This topic describes the files you modify in order to integrate and run CAS crawls as part of the Deployment Template.
Deployment Template files for CAS crawls that write to a Record Store instance
For crawls that write output to a Record Store instance, there are no additional configuration or script files. This is because the operational model interacting with a Record Store is relatively simple: there are no files to fetch, move, copy and so on. You edit AppConfig.xml to specify the required CAS Server host, the pipeline, and the baseline or incremental crawl that you want to run.
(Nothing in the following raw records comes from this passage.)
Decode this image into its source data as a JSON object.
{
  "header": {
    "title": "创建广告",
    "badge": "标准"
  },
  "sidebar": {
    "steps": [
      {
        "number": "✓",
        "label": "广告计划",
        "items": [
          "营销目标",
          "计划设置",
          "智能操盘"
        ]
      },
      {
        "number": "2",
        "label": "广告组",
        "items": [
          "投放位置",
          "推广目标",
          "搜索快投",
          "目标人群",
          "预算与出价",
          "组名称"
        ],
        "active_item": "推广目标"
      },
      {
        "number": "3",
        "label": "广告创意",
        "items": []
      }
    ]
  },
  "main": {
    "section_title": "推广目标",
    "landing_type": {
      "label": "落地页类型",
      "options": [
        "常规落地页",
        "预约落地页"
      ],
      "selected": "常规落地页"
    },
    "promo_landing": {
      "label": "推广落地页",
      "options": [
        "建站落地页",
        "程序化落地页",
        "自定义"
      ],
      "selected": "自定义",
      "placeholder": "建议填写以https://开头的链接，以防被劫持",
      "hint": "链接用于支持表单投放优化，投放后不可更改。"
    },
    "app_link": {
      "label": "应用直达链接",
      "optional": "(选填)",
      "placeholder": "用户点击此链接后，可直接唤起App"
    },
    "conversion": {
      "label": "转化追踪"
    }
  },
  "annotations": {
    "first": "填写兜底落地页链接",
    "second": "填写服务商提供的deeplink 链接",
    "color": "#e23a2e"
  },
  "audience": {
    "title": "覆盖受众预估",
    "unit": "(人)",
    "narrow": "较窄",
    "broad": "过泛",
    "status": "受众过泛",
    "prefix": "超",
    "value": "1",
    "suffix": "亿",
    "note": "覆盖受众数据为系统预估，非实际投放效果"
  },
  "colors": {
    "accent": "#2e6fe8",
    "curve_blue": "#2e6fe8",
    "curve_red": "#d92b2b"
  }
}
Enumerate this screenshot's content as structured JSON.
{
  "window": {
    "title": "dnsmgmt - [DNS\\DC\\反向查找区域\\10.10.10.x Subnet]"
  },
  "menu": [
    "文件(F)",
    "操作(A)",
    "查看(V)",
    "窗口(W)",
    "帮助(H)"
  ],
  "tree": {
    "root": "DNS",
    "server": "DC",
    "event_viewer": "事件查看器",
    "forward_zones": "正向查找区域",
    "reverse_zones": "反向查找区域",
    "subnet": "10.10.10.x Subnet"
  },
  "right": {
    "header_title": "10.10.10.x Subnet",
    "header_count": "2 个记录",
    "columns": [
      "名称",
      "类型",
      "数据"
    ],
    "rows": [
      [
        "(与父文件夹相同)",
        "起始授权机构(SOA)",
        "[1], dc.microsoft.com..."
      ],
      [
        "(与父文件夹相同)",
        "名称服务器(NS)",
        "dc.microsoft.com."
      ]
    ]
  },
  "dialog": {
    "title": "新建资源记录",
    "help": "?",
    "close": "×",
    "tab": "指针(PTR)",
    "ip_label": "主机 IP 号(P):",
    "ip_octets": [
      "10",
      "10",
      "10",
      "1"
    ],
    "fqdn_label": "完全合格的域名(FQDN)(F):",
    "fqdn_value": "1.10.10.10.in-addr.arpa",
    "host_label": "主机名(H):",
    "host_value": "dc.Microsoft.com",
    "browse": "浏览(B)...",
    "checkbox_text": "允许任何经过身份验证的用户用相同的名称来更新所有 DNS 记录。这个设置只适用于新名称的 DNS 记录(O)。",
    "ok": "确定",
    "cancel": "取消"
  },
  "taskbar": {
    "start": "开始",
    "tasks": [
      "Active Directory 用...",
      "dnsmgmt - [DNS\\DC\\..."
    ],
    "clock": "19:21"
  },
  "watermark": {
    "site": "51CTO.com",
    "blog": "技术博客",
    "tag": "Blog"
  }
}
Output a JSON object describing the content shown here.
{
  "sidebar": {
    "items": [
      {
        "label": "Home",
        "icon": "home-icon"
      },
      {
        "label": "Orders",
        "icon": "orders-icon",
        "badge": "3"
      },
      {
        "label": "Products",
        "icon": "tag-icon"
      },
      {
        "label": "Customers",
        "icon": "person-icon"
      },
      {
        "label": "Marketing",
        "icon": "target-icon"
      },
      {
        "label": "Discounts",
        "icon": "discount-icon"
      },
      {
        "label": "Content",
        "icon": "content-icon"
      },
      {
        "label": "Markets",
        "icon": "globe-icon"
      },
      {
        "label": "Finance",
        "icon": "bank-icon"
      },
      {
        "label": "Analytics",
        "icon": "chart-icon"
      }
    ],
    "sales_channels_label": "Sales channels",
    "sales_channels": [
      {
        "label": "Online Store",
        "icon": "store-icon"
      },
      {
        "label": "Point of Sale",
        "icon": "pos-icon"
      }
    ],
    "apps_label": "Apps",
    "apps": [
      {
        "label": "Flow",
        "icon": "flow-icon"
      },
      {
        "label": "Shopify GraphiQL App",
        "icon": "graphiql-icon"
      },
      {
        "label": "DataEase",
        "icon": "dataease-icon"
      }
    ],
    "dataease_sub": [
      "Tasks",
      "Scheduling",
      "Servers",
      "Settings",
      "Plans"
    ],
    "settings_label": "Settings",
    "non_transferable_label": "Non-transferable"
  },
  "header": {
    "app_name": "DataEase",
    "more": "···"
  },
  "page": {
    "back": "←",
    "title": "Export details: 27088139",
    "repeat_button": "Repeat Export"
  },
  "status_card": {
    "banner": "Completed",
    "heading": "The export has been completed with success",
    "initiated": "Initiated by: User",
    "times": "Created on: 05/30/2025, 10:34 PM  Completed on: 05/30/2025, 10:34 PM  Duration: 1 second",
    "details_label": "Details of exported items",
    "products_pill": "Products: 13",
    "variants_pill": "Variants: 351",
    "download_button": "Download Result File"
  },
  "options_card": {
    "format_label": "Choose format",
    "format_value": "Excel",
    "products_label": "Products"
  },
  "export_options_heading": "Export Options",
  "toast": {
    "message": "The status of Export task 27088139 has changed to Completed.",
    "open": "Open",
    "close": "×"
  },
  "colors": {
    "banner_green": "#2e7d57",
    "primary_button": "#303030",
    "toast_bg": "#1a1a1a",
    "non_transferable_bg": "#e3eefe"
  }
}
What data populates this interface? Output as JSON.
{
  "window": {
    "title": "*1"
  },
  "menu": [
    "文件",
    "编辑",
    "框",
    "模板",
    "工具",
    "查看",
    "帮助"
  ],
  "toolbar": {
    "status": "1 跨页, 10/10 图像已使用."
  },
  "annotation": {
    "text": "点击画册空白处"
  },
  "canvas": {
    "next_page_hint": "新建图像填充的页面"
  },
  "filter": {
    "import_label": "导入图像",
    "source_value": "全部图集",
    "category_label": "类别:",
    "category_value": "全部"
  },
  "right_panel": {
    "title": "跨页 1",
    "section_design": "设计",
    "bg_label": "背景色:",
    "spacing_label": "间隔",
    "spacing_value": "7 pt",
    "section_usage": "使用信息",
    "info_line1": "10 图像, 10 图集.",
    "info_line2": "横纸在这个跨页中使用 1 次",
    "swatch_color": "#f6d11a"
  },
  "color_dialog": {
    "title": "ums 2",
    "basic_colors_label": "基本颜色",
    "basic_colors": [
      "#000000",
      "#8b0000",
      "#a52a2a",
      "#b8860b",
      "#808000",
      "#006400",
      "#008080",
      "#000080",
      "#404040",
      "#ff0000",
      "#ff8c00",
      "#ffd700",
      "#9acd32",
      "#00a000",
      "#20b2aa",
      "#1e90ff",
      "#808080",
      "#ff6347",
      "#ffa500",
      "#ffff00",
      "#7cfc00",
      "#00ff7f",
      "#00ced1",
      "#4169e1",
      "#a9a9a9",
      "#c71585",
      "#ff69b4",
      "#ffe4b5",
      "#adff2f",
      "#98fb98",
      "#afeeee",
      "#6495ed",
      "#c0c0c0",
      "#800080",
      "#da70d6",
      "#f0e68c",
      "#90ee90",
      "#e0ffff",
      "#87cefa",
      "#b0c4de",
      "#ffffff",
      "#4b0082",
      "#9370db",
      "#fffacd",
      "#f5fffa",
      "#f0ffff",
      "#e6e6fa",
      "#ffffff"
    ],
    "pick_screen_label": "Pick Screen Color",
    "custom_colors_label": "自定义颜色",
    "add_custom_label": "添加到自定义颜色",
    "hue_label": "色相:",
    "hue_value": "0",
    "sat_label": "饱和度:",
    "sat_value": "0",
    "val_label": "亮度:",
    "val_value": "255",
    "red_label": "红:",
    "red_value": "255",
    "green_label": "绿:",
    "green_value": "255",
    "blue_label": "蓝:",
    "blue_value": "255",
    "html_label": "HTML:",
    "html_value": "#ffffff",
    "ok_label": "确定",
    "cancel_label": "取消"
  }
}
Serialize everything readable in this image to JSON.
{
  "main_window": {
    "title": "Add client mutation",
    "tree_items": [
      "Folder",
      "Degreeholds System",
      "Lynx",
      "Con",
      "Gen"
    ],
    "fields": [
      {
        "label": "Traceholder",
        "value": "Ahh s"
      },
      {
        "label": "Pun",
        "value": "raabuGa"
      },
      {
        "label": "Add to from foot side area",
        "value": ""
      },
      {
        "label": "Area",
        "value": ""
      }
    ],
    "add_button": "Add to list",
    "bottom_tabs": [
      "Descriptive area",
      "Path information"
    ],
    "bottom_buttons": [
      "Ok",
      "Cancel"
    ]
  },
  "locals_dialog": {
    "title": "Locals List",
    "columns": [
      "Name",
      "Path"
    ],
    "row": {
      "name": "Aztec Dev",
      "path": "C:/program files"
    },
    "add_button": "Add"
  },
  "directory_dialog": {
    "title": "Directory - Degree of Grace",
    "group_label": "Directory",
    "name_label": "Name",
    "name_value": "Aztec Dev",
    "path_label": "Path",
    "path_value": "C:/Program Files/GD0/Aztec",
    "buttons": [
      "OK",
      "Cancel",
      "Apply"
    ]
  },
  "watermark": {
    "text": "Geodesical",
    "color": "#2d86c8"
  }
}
Deployment Template files for CAS crawls that write to record output files
For crawls that write output to record output files, the associated configuration and script files are in the
[appdir]/config/script directory and their purpose is as follows:
- The [appdir]/config/script/fetchCasCrawlDataConfig.xml file is the global CAS crawl configuration for the application. The file provides two major functions. First, it provides set of global configuration settings that are used for all file system and CMS crawls, such as the location of the CAS Server. Second, it provides two scripts for fetching baseline and incremental output files (i.e., transferring the crawl output files to the source data destination directories).
- There is a [crawlname]CasCrawlConfig.xml document for each configured CAS crawl. For example, the sample EndecaCasCrawlConfig.xml is for a crawl that was created with a name of "Endeca". The document contains two scripts: one for baseline crawls and one for incremental crawls.